AMD swallows Nod.ai and gives new life to SHARK

AMD has snapped up Nod.ai as part of a cunning plan to improve its growing AI capabilities using its SHARK product.

The compiler-based automation software capabilities of Nod.ai’s SHARK software is designed to reduce the need for manual optimisation and the time required to deploy AI models to run across a broad portfolio of data centre, edge, and client platforms.

The company says that the deal should enhance the deployment of AI solutions for its instinct datacentre accelerators, Ryzen AI processors, EPYC processors, Versal SoCs and Radeon GPUs.

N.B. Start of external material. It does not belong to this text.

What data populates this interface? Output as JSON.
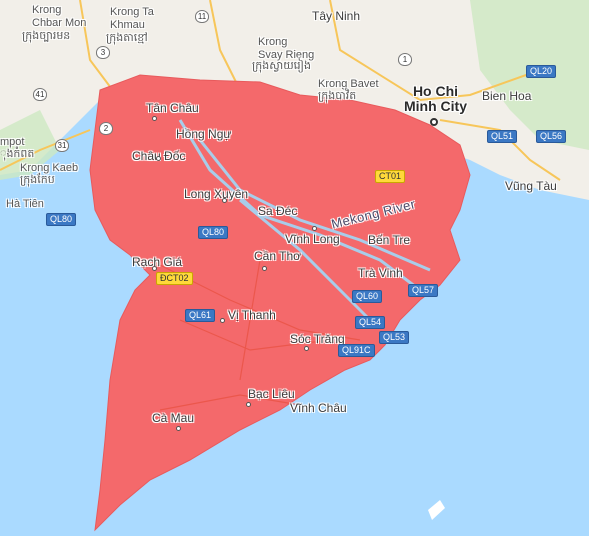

The agreement follows the company’s AI growth strategy centres on an open software ecosystem that lowers the barriers of entry for customers through developer tools, libraries and models.

AMD acquired Mipsology earlier this year to ramp up AI inference rivalry with Nvidia.

AMD VP Vamsi Boppana said that the acquisition of Nod.ai is expected to significantly enhance our ability to provide AI customers with open software that allows them to easily deploy highly performant AI models tuned for AMD hardware.

“The addition of the talented Nod.ai team accelerates our ability to advance open-source compiler technology and enable portable, high-performance AI solutions across the AMD product portfolio. Nod.ai’s technologies are already widely deployed in the cloud, at the edge and across a broad range of end point devices today,” he said,

Nod CEO Anush Elangovan said his outfit’s journey as a company has cemented our role as the primary maintainer and major contributor to some of the world’s most important AI repositories, including SHARK, Torch-MLIR and OpenXLA/IREE code generation technology.

“By joining forces with AMD, we will bring this expertise to a broader range of customers on a global scale.”